A donation to Tahirih of $5,000 saves the life of a woman or girl, by providing free legal, social, and medical services for one year. A special guest and speaker at the 18th Annual Gala, Justin Baldoni, said a donation is one way to make a difference in the lives of women and girls who are too often seen as statistics. Baldoni is an actor, director, and social entrepreneur who currently stars as “Rafael” on the Golden Globe-winning TV show, “Jane the Virgin.”
He asked gala guests to close their eyes and pretend that the room at the Andrew W. Mellon Auditorium was filled with underage girls fleeing forced marriages, rapes, and other crimes.
“Now, open your eyes,” the actor said. “What do you do?”
Baldoni and other gala speakers praised the army of Tahirih staff, pro bono attorneys, volunteers, and donors who make Tahirih’s lifesaving work possible every day. Tahirih’s newest directors, Heather L. Taylor, who leads Tahirih Greater DC, and Morgan Weibel, who leads Tahirih Baltimore, shared the noteworthy accomplishments of Tahirih’s local offices, including service to hundreds of women and girls and outreach and training delivered to thousands of frontline professionals in 2014.
“This world is redeemable.

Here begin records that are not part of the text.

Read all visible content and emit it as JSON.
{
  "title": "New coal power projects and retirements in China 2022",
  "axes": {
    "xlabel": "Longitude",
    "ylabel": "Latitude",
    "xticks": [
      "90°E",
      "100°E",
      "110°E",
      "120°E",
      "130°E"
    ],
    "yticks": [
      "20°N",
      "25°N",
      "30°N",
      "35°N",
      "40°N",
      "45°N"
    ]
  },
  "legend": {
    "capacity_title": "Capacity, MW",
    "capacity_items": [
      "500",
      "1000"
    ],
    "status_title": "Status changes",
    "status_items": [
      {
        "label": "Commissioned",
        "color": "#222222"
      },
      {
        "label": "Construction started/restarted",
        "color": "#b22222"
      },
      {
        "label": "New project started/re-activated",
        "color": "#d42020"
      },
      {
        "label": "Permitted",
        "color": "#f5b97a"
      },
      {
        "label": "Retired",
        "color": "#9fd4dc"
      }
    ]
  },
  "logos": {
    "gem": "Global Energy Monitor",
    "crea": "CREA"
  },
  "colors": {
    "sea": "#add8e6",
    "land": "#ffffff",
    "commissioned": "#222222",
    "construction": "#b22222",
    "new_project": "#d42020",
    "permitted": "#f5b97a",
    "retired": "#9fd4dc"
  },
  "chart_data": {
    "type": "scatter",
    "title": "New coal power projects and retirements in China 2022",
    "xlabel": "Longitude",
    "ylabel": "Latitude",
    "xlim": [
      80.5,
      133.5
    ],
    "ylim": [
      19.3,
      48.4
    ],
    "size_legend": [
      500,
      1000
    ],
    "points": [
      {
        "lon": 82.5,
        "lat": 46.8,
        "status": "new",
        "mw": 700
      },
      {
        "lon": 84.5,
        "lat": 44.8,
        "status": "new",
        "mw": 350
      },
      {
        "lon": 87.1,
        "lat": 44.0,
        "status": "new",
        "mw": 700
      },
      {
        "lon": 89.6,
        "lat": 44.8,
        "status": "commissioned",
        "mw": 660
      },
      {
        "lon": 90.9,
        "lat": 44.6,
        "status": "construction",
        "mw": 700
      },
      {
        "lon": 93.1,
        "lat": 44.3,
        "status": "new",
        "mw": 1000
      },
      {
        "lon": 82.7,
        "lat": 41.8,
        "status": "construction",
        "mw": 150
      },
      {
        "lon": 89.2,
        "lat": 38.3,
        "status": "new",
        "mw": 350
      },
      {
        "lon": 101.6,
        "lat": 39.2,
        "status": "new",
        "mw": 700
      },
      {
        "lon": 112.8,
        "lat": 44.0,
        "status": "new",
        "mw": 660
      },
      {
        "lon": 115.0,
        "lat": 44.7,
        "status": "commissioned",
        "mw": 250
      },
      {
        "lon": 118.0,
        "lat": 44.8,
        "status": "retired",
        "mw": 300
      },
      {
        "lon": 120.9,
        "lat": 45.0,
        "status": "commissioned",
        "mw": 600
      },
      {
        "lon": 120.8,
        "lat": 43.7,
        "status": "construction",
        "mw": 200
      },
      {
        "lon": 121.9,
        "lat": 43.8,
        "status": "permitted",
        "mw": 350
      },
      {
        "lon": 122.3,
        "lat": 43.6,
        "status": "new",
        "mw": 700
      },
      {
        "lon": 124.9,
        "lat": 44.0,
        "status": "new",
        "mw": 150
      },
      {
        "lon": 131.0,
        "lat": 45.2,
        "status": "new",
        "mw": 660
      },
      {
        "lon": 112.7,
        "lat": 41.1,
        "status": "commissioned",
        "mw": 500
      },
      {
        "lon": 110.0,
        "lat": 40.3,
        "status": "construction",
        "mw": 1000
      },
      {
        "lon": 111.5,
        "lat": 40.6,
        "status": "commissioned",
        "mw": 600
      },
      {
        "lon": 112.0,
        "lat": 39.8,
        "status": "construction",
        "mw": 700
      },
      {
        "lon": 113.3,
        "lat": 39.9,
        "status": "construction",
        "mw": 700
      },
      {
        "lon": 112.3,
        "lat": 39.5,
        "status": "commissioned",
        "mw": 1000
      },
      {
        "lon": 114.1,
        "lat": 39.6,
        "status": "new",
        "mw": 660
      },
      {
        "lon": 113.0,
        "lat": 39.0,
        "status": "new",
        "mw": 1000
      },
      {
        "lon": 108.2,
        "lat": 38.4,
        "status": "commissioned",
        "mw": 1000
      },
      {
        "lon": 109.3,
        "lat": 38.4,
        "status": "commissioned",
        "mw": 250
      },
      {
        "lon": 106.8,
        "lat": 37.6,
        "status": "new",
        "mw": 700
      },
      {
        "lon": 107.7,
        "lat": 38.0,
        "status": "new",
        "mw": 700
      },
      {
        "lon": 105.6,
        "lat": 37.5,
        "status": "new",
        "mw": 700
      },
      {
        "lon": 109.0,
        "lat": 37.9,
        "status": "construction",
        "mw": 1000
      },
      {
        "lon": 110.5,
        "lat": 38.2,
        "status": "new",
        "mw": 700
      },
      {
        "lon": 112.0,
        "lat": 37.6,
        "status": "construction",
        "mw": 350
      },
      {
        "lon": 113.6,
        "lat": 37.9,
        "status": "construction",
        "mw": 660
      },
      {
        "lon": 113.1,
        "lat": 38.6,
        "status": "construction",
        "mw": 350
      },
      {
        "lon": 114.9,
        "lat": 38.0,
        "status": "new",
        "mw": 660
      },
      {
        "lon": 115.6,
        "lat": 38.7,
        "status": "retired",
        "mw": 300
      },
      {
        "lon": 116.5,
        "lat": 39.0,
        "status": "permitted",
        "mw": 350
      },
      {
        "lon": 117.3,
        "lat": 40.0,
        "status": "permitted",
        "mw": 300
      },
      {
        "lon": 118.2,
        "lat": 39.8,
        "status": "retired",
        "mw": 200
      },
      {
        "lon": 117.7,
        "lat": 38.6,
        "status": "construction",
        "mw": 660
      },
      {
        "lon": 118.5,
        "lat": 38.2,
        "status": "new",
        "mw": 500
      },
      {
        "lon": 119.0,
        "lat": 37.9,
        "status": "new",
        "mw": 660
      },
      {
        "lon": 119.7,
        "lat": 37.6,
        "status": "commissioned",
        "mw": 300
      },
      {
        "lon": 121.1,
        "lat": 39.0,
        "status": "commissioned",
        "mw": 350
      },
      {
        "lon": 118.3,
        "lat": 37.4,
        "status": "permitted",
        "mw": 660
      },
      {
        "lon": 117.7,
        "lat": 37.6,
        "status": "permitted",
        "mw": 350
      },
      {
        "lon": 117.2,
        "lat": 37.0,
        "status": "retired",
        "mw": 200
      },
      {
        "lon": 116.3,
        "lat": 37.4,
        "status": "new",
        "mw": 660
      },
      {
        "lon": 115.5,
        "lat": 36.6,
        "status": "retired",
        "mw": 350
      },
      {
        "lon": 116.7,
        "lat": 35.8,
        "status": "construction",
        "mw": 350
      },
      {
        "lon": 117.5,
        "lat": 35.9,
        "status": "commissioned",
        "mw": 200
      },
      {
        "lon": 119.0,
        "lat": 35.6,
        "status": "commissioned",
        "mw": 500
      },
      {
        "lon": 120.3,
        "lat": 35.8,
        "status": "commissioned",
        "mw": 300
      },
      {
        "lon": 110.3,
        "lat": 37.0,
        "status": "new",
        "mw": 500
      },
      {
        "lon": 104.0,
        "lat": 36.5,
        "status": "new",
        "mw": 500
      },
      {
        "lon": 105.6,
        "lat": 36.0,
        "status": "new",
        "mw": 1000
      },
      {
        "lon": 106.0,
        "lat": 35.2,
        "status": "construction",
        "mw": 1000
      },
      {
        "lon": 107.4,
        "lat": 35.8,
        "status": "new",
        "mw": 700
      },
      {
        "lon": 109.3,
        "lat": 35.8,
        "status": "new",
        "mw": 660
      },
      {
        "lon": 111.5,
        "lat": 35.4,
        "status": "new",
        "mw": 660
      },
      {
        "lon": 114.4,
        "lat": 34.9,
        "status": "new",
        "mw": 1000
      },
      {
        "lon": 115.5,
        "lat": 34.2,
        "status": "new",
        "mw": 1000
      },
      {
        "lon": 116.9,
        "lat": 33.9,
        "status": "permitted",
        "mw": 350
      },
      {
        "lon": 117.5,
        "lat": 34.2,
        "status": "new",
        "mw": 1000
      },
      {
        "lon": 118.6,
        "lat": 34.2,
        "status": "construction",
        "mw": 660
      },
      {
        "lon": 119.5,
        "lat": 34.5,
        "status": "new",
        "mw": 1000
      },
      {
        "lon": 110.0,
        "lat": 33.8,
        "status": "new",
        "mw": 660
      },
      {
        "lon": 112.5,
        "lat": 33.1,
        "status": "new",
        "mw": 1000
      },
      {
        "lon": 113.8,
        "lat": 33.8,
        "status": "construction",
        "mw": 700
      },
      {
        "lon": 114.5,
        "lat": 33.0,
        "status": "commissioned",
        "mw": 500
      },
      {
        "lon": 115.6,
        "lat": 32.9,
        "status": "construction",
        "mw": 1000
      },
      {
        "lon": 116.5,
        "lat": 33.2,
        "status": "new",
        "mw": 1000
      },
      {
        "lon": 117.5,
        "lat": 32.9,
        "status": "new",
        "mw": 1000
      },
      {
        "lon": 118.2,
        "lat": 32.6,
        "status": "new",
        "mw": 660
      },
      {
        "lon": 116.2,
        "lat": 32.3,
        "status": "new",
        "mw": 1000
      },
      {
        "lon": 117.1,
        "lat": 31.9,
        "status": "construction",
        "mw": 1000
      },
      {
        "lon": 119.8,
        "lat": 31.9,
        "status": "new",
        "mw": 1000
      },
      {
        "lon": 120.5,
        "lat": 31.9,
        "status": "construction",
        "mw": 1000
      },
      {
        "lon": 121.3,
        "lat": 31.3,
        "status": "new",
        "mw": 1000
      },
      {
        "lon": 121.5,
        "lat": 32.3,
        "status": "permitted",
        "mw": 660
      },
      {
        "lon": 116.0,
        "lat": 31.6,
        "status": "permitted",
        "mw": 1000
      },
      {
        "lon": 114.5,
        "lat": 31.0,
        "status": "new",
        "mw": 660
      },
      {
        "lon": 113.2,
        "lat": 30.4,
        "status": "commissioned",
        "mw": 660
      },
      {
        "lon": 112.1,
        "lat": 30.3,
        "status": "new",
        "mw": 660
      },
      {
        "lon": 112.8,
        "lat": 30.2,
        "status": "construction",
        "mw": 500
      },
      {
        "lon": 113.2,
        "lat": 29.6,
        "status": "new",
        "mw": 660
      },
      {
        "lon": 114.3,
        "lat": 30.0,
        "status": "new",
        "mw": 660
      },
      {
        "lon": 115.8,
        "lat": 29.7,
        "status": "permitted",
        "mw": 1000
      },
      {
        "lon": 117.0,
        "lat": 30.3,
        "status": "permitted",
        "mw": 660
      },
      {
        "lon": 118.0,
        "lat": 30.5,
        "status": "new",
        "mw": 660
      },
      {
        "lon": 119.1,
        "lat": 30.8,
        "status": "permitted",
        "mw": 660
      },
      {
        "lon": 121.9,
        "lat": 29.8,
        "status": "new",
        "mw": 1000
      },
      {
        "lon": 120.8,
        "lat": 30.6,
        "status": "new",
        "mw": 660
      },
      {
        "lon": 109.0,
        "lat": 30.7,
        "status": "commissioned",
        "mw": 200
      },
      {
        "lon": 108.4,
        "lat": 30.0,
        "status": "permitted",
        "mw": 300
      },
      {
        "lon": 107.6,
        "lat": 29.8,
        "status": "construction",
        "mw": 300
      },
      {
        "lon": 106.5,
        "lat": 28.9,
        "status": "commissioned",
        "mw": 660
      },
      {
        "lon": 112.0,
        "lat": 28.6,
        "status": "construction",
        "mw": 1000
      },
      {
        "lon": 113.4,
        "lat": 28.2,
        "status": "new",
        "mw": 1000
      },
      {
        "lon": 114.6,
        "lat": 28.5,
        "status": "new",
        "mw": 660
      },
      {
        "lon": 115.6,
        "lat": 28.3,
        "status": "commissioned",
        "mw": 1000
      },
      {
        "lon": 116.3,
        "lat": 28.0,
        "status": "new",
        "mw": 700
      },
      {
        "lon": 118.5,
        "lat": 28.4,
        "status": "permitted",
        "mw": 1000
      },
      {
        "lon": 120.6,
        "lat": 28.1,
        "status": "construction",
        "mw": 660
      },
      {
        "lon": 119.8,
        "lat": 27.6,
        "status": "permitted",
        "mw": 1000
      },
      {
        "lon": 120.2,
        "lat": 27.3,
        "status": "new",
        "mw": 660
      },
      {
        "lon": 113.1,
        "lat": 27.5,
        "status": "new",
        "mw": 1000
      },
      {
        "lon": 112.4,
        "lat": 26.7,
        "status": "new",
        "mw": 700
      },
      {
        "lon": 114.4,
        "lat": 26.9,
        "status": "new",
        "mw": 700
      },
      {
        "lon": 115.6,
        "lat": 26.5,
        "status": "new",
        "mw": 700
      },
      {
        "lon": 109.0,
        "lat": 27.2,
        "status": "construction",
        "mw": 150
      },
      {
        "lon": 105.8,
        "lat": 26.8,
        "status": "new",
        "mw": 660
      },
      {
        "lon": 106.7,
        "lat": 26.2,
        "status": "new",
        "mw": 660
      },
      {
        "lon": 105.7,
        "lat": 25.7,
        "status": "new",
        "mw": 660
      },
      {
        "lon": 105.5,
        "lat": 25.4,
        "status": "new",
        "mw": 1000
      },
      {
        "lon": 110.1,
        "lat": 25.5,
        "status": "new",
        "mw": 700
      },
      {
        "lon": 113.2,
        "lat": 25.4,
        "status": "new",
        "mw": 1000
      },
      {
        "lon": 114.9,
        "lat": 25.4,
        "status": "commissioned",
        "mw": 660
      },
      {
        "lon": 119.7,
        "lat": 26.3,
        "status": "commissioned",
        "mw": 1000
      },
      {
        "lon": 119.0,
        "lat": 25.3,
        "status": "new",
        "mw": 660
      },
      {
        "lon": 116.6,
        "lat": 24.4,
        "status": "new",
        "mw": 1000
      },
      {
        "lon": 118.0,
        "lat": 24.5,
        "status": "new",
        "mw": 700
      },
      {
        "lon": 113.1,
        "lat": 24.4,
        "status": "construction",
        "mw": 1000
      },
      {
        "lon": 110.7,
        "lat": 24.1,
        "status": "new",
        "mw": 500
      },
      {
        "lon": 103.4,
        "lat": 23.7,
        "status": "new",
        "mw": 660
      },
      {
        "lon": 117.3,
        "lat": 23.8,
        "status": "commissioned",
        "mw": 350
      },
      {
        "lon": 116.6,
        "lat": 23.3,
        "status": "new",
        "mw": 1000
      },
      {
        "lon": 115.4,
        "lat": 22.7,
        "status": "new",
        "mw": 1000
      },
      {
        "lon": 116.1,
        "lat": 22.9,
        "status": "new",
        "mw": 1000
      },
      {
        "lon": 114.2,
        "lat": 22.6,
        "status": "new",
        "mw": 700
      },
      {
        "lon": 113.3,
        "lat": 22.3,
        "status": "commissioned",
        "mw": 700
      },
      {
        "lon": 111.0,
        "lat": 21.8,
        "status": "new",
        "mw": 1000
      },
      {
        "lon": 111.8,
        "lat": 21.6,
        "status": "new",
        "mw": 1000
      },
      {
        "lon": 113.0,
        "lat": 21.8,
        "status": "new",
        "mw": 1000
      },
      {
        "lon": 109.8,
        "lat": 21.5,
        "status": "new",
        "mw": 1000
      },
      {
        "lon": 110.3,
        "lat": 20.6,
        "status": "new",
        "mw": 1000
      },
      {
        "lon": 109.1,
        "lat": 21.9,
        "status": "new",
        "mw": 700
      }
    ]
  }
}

We can change things. We can create a better world where every child born has a better opportunity to realize their potential, and every woman has the force of law behind her and is able to take her place alongside every man in every country wherever they are born throughout this planet. This is a great organization. Your cause is what mankind needs to be about,” said retired Congressman Jim Moran (D-VA, 1991-2015) as he accepted Tahirih’s Leadership and Service Award.
Karimi says her life stands as a testament to Tahirih’s impact. The broadcast journalist and her immediate and extended family are now happily settled in the United States, where Karimi continues to work as a celebrated journalist for Ariana Television Network. But she has an unfulfilled wish.
“Women still suffer. They’re still suffering not only in Afghanistan—around the world. That’s very sad. My wish as a woman who suffered in Afghanistan, my hope, is that one day women will be equal,” the Courageous Voice Honoree said. “One day women will be free.”